21. A dosage form for the prevention, delay of progression or treatment of cholestasis and/or fibrosis associated with cholestasis, comprising an agent according to any one of claims 1-18 or a composition comprising said agent according to claim 20, and optionally a pharmaceutically acceptable carrier.

22. A siRNA targeting Claudin-3.

23. A siRNA targeting Claudin-3 selected from the group consisting of siRNA comprising the sequence as shown in any of SEQ ID NOs: 1, 2, 5, 6 or 33-168 or siRNA which is at least 95% identical, more preferably 96%, 97%, 98%, 99% or 100% identical to the siRNA comprising the sequence as shown in any of SEQ ID NO: 1, 2, 5, 6 or 33-168.

24. A siRNA targeting Claudin-3 selected from the group consisting of siRNA comprising the sequence as shown in any of SEQ ID NOs: 33-168 or siRNA which is at least 95% identical, more preferably 96%, 97%, 98%, 99% or 100% identical to the siRNA comprising the sequence as shown in any of SEQ ID NO: 33-168.

25. A siRNA targeting Claudin-3selected from the group consisting of siRNA comprising the sequence as shown in any of SEQ ID NOs: 33-100 or siRNA which is at least 95% identical, more preferably 96%, 97%, 98%, 99% or 100% identical to the siRNA comprising the sequence as shown in any of SEQ ID NO: 33-100.

26. A siRNA targeting Claudin-3 selected from the group consisting of siRNA comprising the sequence as shown in SEQ ID NO:1, siRNA comprising the sequence as shown in SEQ ID NO: 2, siRNA which is at least 95% identical, more preferably 96%, 97%, 98%, 99% or 100% identical to the siRNA comprising the sequence as shown in SEQ ID NO:1 and siRNA which is at least 95% identical, more preferably 96%, 97%, 98%, 99% or 100% identical to the siRNA comprising the sequence as shown in SEQ ID NO: 2.

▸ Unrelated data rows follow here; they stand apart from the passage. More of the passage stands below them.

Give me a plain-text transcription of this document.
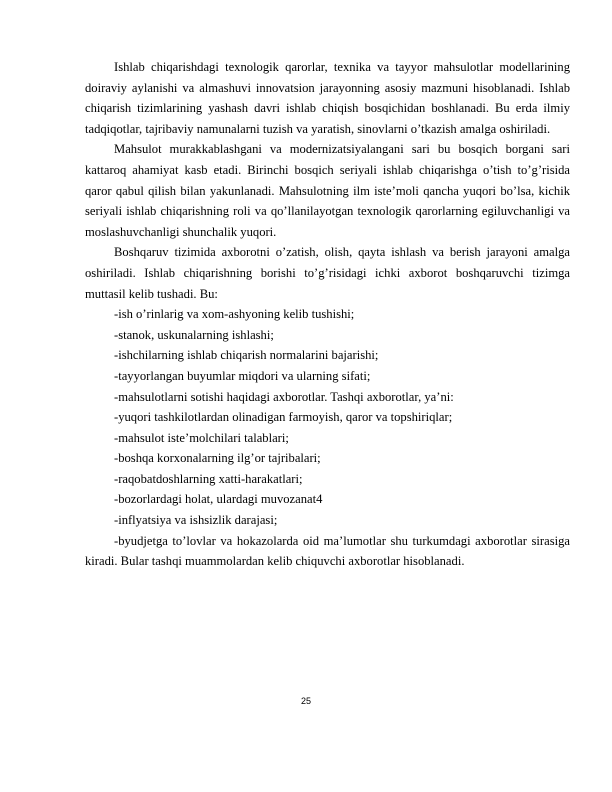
Ishlab chiqarishdagi texnologik qarorlar, texnika va tayyor mahsulotlar modellarining doiraviy aylanishi va almashuvi innovatsion jarayonning asosiy mazmuni hisoblanadi. Ishlab chiqarish tizimlarining yashash davri ishlab chiqish bosqichidan boshlanadi. Bu erda ilmiy tadqiqotlar, tajribaviy namunalarni tuzish va yaratish, sinovlarni o’tkazish amalga oshiriladi.

Mahsulot murakkablashgani va modernizatsiyalangani sari bu bosqich borgani sari kattaroq ahamiyat kasb etadi. Birinchi bosqich seriyali ishlab chiqarishga o’tish to’g’risida qaror qabul qilish bilan yakunlanadi. Mahsulotning ilm iste’moli qancha yuqori bo’lsa, kichik seriyali ishlab chiqarishning roli va qo’llanilayotgan texnologik qarorlarning egiluvchanligi va moslashuvchanligi shunchalik yuqori.

Boshqaruv tizimida axborotni o’zatish, olish, qayta ishlash va berish jarayoni amalga oshiriladi. Ishlab chiqarishning borishi to’g’risidagi ichki axborot boshqaruvchi tizimga muttasil kelib tushadi. Bu:

-ish o’rinlarig va xom-ashyoning kelib tushishi;

-stanok, uskunalarning ishlashi;

-ishchilarning ishlab chiqarish normalarini bajarishi;

-tayyorlangan buyumlar miqdori va ularning sifati;

-mahsulotlarni sotishi haqidagi axborotlar. Tashqi axborotlar, ya’ni:

-yuqori tashkilotlardan olinadigan farmoyish, qaror va topshiriqlar;

-mahsulot iste’molchilari talablari;

-boshqa korxonalarning ilg’or tajribalari;

-raqobatdoshlarning xatti-harakatlari;

-bozorlardagi holat, ulardagi muvozanat4

-inflyatsiya va ishsizlik darajasi;

-byudjetga to’lovlar va hokazolarda oid ma’lumotlar shu turkumdagi axborotlar sirasiga kiradi. Bular tashqi muammolardan kelib chiquvchi axborotlar hisoblanadi.

25
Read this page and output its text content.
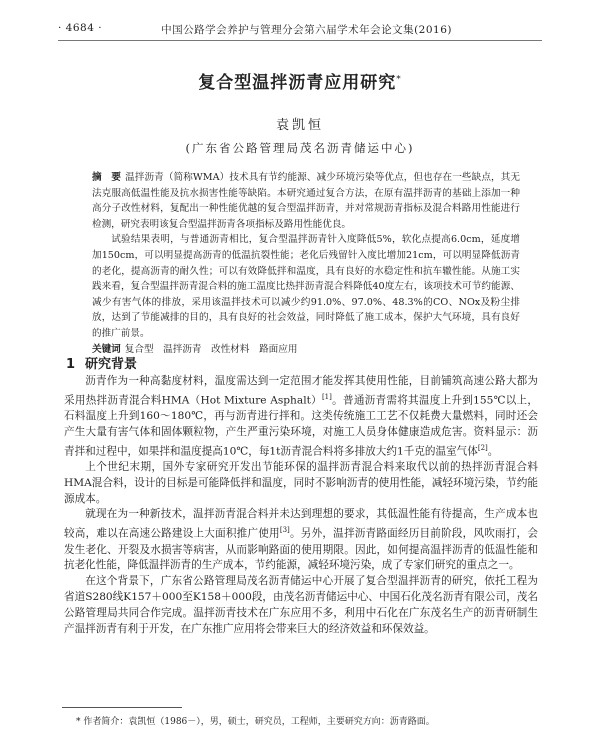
· 4684 ·	中国公路学会养护与管理分会第六届学术年会论文集(2016)
复合型温拌沥青应用研究*
袁凯恒
(广东省公路管理局茂名沥青储运中心)

摘　要 温拌沥青（简称WMA）技术具有节约能源、减少环境污染等优点，但也存在一些缺点，其无法克服高低温性能及抗水损害性能等缺陷。本研究通过复合方法，在原有温拌沥青的基础上添加一种高分子改性材料，复配出一种性能优越的复合型温拌沥青，并对常规沥青指标及混合料路用性能进行检测，研究表明该复合型温拌沥青各项指标及路用性能优良。

试验结果表明，与普通沥青相比，复合型温拌沥青针入度降低5%，软化点提高6.0cm，延度增加150cm，可以明显提高沥青的低温抗裂性能；老化后残留针入度比增加21cm，可以明显降低沥青的老化，提高沥青的耐久性；可以有效降低拌和温度，具有良好的水稳定性和抗车辙性能。从施工实践来看，复合型温拌沥青混合料的施工温度比热拌沥青混合料降低40度左右，该项技术可节约能源、减少有害气体的排放，采用该温拌技术可以减少约91.0%、97.0%、48.3%的CO、NOx及粉尘排放，达到了节能减排的目的，具有良好的社会效益，同时降低了施工成本，保护大气环境，具有良好的推广前景。

关键词 复合型　温拌沥青　改性材料　路面应用

1 研究背景

沥青作为一种高黏度材料，温度需达到一定范围才能发挥其使用性能，目前铺筑高速公路大都为采用热拌沥青混合料HMA（Hot Mixture Asphalt）[1]。普通沥青需将其温度上升到155℃以上，石料温度上升到160～180℃，再与沥青进行拌和。这类传统施工工艺不仅耗费大量燃料，同时还会产生大量有害气体和固体颗粒物，产生严重污染环境，对施工人员身体健康造成危害。资料显示：沥青拌和过程中，如果拌和温度提高10℃，每1t沥青混合料将多排放大约1千克的温室气体[2]。

上个世纪末期，国外专家研究开发出节能环保的温拌沥青混合料来取代以前的热拌沥青混合料HMA混合料，设计的目标是可能降低拌和温度，同时不影响沥青的使用性能，减轻环境污染，节约能源成本。

就现在为一种新技术，温拌沥青混合料并未达到理想的要求，其低温性能有待提高，生产成本也较高，难以在高速公路建设上大面积推广使用[3]。另外，温拌沥青路面经历目前阶段，风吹雨打，会发生老化、开裂及水损害等病害，从而影响路面的使用期限。因此，如何提高温拌沥青的低温性能和抗老化性能，降低温拌沥青的生产成本，节约能源，减轻环境污染，成了专家们研究的重点之一。

在这个背景下，广东省公路管理局茂名沥青储运中心开展了复合型温拌沥青的研究，依托工程为省道S280线K157＋000至K158＋000段，由茂名沥青储运中心、中国石化茂名沥青有限公司，茂名公路管理局共同合作完成。温拌沥青技术在广东应用不多，利用中石化在广东茂名生产的沥青研制生产温拌沥青有利于开发，在广东推广应用将会带来巨大的经济效益和环保效益。

* 作者简介：袁凯恒（1986－），男，硕士，研究员，工程师，主要研究方向：沥青路面。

27. An antibody or a fragment thereof which binds to Claudin-3.

28. The antibody or a fragment thereof according to claim 27, wherein the antibody or a fragment thereof which binds to Claudin-3 is a human antibody.

29. The antibody or a fragment thereof according to claim 27 or 28, wherein the antibody or a fragment thereof which binds to Claudin-3 comprises a light chain comprising the amino acid sequence as shown in SEQ ID NO: 169 and/or a heavy chain comprising the amino acid sequence as shown in SEQ ID NO: 170.

30. The antibody or a fragment thereof to any one of claims 27-29, wherein the antibody or a fragment thereof which binds to Claudin-3 is conjugated to a compound which facilitates delivery of the antibody to the liver.

31. The antibody or a fragment thereof according to any one of claims 27-29, wherein the antibody or a fragment thereof which binds to Claudin-3 is a N-acetylgalactosamine (GalNAc) antibody conjugate.